The opposition Liberty Party (LP) through its national chairman, J. Fonate Koffa, has endorsed plans by the Government of Liberia (GoL) to send troops to war torn Mali. The north of Mali has been occupied by mixed gunmen since rebels reinforced with seized weapons from Libya after the 2011 fall of the Muammar Gaddafi regime took up arms against the government and people of Mali in 2012.
Separatist rebels, who initially launched the Mali onslaught, were later sidelined by the Islamist alliance of al Qaeda's North African wing AQIM and home-grown Malian groups Ansar Dine and MUJWA. Recently, President Ellen Johnson-Sirleaf disclosed that the GoL will contribute troops to the African-led International Support Mission In Mali (AFISMA).
Making the disclosure of troops contribution to the Mali peace mission upon arrival from an Extraordinary Session of the Economic Community of West African States (ECOWAS) , which focused primarily on the conflict situation in Mali and other member States, President Johnson-Sirleaf told reporters Saturday, 19 January 2012 at Liberia’s only International air port, the Roberts International Airport (RIA) that Liberia has pledged a platoon that will be integrated into one of the AFISMA peacekeeping battalions in Mali.

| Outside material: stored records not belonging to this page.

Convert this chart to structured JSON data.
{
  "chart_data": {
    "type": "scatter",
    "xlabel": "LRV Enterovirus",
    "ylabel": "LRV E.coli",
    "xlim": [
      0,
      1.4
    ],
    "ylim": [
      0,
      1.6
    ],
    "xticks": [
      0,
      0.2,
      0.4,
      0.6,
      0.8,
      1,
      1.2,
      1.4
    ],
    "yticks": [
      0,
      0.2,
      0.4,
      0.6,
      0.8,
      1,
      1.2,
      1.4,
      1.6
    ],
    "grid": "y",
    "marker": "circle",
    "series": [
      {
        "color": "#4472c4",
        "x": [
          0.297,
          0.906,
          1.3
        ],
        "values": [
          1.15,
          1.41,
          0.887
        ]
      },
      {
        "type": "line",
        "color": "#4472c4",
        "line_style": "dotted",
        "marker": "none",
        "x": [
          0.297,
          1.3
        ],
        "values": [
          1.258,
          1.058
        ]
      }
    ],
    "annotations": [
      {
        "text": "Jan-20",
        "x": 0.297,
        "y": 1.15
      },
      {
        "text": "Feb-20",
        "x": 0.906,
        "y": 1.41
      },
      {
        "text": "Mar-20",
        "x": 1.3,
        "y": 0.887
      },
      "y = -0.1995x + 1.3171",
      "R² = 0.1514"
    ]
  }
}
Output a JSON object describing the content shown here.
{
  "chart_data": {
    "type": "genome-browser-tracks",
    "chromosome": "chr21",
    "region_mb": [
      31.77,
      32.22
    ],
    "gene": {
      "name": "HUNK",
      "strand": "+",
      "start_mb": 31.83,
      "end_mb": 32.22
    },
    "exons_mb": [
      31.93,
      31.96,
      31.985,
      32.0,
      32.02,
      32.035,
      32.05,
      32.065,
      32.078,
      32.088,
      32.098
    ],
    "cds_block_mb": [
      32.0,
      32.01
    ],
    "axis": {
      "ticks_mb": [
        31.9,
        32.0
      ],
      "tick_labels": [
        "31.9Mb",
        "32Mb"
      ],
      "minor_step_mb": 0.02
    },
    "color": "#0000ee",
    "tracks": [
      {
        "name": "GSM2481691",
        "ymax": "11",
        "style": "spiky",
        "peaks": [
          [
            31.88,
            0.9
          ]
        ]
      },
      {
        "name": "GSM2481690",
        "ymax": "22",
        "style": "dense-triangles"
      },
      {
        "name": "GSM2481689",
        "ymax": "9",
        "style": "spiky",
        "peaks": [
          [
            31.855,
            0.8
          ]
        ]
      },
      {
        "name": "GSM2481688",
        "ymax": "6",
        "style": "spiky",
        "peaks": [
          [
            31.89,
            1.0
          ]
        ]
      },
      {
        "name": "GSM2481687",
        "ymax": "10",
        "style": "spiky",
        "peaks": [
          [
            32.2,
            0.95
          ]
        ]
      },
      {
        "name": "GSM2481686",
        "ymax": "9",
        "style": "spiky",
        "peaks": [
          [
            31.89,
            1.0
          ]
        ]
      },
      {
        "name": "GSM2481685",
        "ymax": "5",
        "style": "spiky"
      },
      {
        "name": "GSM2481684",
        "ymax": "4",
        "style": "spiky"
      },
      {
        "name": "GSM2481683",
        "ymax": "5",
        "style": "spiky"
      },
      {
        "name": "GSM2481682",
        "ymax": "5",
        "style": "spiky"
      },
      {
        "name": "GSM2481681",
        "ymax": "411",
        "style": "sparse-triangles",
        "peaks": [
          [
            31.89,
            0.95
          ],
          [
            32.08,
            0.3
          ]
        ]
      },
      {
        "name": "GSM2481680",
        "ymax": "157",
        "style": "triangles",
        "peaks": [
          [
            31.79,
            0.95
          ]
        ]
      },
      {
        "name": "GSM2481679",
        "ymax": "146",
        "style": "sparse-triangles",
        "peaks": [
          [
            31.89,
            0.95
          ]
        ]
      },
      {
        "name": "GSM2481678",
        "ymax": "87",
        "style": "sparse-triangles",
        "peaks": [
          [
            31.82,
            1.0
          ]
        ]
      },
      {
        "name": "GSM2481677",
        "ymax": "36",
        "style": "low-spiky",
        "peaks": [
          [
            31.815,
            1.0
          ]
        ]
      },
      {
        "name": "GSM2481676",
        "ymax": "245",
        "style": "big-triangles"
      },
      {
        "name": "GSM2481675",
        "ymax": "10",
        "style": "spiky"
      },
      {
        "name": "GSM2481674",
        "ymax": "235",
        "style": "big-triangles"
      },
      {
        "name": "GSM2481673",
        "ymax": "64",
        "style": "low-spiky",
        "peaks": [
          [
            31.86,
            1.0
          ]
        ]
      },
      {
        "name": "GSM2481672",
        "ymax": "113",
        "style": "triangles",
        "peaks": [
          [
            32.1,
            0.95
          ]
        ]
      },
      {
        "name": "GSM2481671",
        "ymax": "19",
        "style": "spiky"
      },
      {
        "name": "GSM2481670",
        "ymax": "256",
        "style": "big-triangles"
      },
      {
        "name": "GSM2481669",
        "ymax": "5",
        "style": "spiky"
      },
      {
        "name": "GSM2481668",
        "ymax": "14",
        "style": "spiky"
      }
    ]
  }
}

The Liberian leader indicated that the GoL’s decision to send Liberian peacekeeping troops to Mali is due to what she calls showing solidarity to the people of that West African country, and to also show appreciation to Mali and all other countries and peoples who helped Liberia during the country’s conflict years.
Howbeit, LP’s national chair Koffa informed journalists Monday, 28 January 2013 that he was proud that Liberia has finally agreed to send troops to Mali, adding that: “even if we [Liberians] are symbolically represented, we [LP] believe that we have to be in that number, because when it was ours time of need, they [Malian] were there for us.”
He recommended that Liberia should send to Mali about 250 to 300 troops or a little more, indicating that Liberia still enjoys protection from the United Nations Mission in Liberia (UNMIL), and that the country is relatively peaceful.
He said by sending troops to Mali during that country’s crisis time will signify that Liberia appreciates the government and people of Mali, adding that this will mean that: “we [Liberians] are a part of you [Malians], and we will be there with you whenever you are in need.”
He accentuated that the decision to send troops to Mali is indicative of being a part of the Economic Community of West African States (ECOWAS), and being a mature state that has gone through similar crisis and has seen the level of help that was given.
Meanwhile, the last time Liberia contributed troops towards any peacekeeping initiative was in the 1960s, in the Congo.